In implementing a custom instance of Hasher, I noticed that the results of my Rust port didn't match up with the original C. Upon inspecting the actual bytes passed to Hasher::write by Hash::hash, I noticed an extra naughty byte not present in the original input (itself a str). Sure enough, upon checking the source for impl Hash for str, we see:
I think this is to ensure that something like ("foo", "bar") hashes differently than ("foobar", ""). Some hashers already include the length in write(&[u8]), but they don't have to.
Formally speaking what this does is to make what is passed to the hasher a prefix-free encoding of the input. Without the 0xff it would not be prefix-free. This is a neccessary and sufficient property for making sequence encodings unique.
I think this should be documented as a requirement of Hash.
Indeed, the sequence property is quite important, since otherwise it would be the responsibility of every combinator to encode a "field" separator within the hash.
An example of this issue can be noticed in BTreeMap, which forgets to encode its end in some form (e.g., by hashing its length beforehand or afterwards). This leads to:
Indeed! But, fwiw, this only works because str needs to be valid UTF-8, and thus, cannot feature the \xff sequence anywhere inside it. Just wanted to point that out in case somewhere were to be tempted to apply this "append 0xff" trick to, say, something like [u8]

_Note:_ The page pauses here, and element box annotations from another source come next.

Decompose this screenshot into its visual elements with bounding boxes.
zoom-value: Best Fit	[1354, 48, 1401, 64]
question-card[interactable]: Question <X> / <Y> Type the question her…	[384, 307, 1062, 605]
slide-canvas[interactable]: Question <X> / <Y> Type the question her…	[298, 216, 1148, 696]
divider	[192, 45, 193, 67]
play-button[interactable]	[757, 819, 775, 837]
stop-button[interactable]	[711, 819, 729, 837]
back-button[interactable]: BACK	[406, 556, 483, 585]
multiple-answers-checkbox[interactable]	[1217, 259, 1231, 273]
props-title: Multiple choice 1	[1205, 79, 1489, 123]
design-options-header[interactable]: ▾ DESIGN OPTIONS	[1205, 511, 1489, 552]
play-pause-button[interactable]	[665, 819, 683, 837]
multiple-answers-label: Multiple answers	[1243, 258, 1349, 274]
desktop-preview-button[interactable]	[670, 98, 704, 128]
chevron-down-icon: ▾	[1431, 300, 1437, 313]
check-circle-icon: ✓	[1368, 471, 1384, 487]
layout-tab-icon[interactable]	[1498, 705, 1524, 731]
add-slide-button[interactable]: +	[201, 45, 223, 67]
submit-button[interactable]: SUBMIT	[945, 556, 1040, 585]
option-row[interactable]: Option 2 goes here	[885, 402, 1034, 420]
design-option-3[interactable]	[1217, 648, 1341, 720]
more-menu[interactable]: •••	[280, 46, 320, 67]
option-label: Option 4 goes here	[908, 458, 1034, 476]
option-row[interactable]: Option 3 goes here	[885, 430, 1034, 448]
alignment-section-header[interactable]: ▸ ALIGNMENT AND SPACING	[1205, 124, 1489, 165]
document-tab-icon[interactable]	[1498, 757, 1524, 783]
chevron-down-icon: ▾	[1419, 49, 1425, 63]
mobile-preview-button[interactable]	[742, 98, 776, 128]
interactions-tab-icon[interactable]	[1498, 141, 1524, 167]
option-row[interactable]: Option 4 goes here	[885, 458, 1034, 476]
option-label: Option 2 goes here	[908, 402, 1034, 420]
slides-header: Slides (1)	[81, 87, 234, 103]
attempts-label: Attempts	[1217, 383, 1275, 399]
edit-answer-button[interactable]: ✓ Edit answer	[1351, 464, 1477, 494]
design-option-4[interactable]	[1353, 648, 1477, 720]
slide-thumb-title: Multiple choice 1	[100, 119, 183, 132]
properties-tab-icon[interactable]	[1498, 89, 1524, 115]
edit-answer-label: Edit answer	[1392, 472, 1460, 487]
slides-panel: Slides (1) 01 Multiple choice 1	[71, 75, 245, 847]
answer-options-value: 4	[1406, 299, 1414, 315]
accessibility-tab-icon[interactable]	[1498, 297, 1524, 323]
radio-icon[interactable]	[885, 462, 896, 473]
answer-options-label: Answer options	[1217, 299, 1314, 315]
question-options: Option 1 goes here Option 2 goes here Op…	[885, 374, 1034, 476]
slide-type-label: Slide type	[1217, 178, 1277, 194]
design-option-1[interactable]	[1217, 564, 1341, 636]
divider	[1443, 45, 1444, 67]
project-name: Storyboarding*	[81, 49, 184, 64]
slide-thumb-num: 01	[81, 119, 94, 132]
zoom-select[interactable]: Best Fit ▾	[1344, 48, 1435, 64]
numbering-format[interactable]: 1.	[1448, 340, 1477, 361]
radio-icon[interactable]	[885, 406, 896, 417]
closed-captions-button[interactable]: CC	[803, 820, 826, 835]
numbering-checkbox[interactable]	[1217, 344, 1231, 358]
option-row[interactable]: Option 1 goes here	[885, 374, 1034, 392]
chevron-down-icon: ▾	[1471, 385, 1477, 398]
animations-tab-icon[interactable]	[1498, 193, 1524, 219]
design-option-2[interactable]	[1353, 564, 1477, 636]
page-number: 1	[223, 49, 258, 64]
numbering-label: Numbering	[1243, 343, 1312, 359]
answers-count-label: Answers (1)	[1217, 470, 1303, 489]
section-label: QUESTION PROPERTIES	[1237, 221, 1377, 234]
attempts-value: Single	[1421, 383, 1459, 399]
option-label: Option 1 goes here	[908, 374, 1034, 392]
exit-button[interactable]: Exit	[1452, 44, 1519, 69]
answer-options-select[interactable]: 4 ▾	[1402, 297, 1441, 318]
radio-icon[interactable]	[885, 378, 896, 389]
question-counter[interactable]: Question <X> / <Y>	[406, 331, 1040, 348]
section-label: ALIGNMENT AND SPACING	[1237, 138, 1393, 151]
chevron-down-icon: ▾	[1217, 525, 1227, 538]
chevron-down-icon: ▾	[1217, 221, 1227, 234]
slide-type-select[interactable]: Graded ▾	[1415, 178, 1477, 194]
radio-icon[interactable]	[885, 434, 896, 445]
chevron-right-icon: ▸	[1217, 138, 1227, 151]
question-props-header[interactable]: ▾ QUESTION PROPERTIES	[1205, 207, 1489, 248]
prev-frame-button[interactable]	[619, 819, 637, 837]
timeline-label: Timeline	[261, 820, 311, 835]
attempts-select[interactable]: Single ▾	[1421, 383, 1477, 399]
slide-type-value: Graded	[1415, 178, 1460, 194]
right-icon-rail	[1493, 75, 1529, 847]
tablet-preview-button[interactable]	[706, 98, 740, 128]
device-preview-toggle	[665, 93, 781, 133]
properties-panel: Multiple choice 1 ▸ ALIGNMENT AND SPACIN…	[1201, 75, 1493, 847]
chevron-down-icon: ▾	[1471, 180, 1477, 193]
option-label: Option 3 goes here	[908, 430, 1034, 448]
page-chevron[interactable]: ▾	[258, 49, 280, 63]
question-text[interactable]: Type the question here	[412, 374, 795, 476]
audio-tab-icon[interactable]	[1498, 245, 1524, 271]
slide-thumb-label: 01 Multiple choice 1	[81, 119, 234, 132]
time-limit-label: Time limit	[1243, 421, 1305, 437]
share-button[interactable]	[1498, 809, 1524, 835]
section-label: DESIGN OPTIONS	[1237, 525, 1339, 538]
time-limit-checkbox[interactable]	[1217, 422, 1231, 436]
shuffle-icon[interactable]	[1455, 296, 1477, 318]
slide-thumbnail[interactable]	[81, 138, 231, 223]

To me it feels that while it's OK for an implementation of Hasher to generate any collisions it wants on the data it's fed (you can have better or worse hashers, it's a quality issue), it should not be OK for unequal data to feed the same info to the Hasher, thus giving it no chance to succeed.
I.e. to me seems that collisions should only happen in Hasher, not in Hash, since the latter is avoidable at least for 99% of types, and those types where it's not possible should probably not implement Hash.
If you make Hash collision-free (best achieved by the prefix-free requirement), it's possible to implement a Hasher that mathematically guarantees a certain collision probability bound (using universal hashing).
If you don't have that guarantee on Hash, it becomes impossible to implement such a universal Hasher.
Hashing a slice hashes the length there - basically for the same reason, just being a terminator. In that light, just hashing one byte on a str as a terminator instead of the length, is a small feature that saves a "lot" of work (in some circumstances).